4月28日、第6回全国人口調査の結果が発表された。国務院発展研究センター金融研究所の巴曙松氏は、「人口調査のデータは今後の中国経済を判断する上で非常に重要な材料である。今回のデータを見て、中国がルイスの転換点を過ぎ、人口ボーナスもまもなく終わることが確認できた」と述べた。
ルイスの転換点(農村から都市への労働者の供給が滞りがちになり、労働者の賃金が上昇するタイミング)が過ぎ、人口ボーナス(子供と老人が少なく、生産年齢人口が多い状態)が終われば、中国経済は生産要素主導型から生産力主導型への転換が必要となる。生産要素主導型から生産力主導型への転換期は国にとって非常に重要である。多くの中等収入国家はうまく転換を果たせず、「中所得国の落とし穴」から抜け出せなくなった。現在までに「中所得国の落とし穴」から脱し、高収入国家となったのは、日本とアジアNIEs(韓国、台湾、香港、シンガポール)だけである。
2つのターニングポイントを迎えたことにより、次のような結果が予想される。1)労働者の賃金上昇が物価の上昇を招き、労働力の供給が十分にあった時期の低インフレ状態は続かなくなる。2)経済成長が鈍化する。3)労働力供給の停滞が国民の所得配分を改善し、賃金水準が向上、消費が活発となる。4)消費の増大が貯蓄率の低下を招き、投資も減速する。経済成長の動力は投資から消費に変わる。5)所得配分が合理的になり、クズネッツの波(建築需要に起因するおよそ20年周期の景気循環)がスムーズに切り抜けられるようになる。

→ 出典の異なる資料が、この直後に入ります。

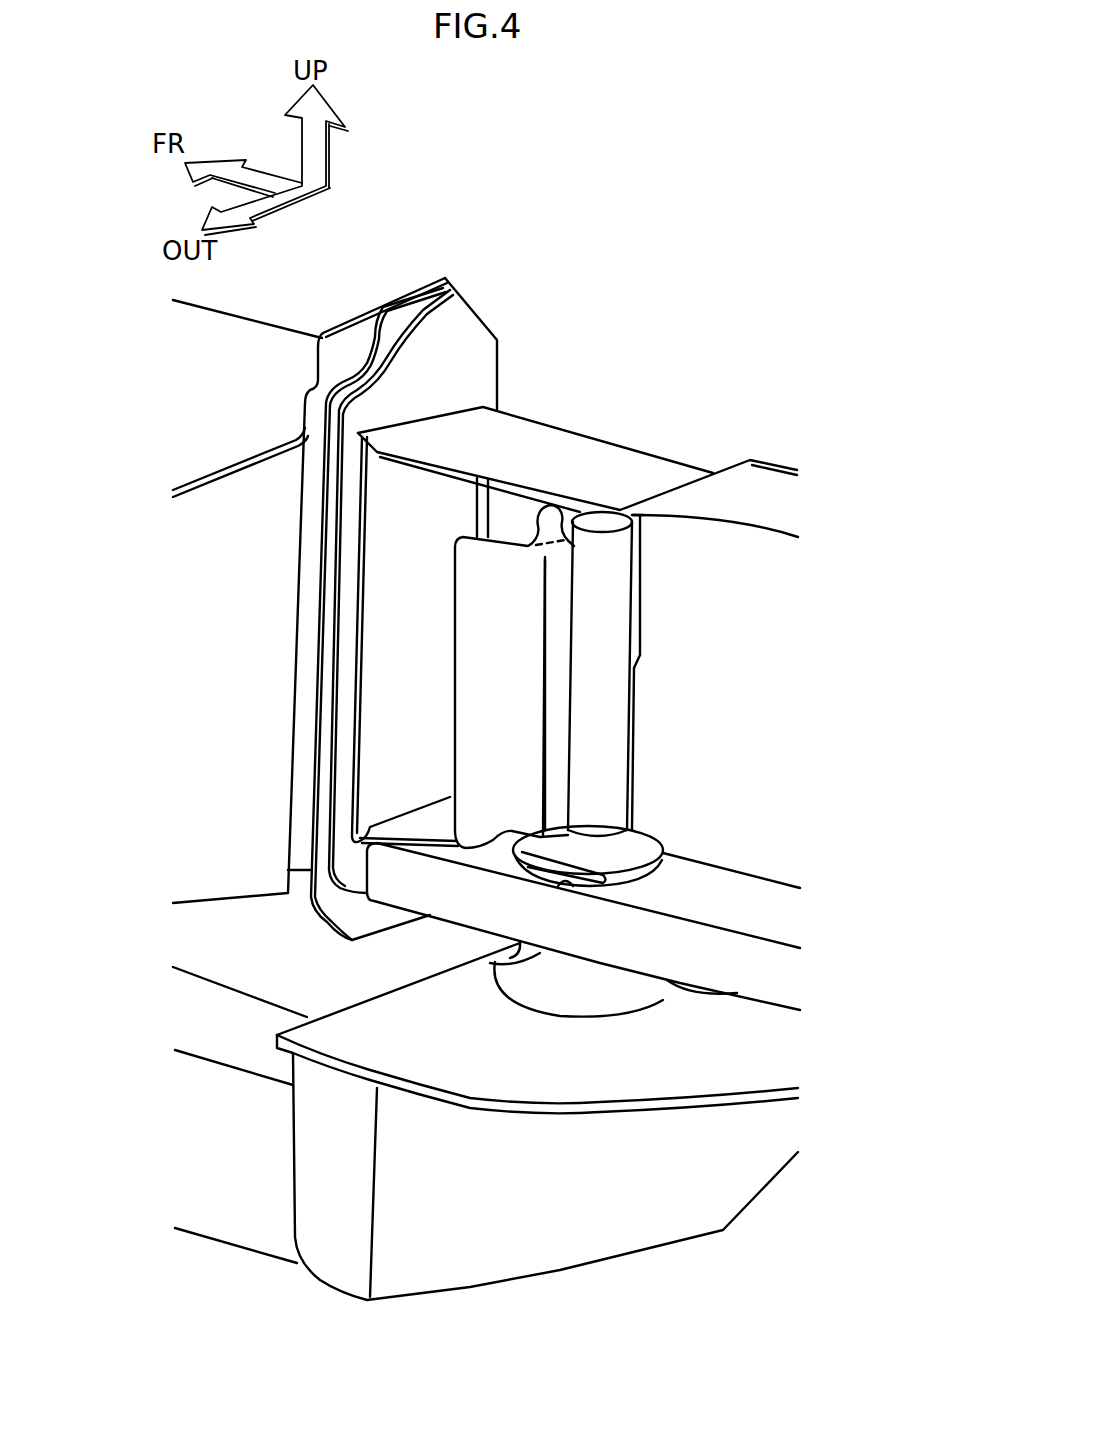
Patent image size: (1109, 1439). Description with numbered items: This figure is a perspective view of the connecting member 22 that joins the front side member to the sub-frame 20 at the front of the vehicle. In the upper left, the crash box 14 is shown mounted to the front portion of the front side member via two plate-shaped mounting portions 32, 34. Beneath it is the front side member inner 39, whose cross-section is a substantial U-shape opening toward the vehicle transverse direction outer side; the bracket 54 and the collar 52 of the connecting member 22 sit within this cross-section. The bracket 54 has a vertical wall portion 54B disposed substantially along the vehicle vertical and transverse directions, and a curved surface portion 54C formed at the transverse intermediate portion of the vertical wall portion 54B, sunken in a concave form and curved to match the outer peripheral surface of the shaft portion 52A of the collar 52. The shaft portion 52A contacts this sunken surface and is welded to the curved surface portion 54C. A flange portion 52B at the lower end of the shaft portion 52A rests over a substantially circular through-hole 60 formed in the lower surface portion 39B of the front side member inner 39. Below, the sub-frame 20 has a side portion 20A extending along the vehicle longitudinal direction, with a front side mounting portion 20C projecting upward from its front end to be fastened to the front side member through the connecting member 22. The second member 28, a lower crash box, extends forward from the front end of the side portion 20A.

中国経済が今後も持続的に成長できるか否かは、クズネッツの波が周期通りにやってくるか否かにかかっていると言える。2つのターニングポイントが過ぎ、所得配分の不平等が改善され、所得格差の臨界点の到来が早まった場合、臨界点到達後、順調に経済成長を果たせるかどうかは、市場の力、そして政府の政策にかかっている。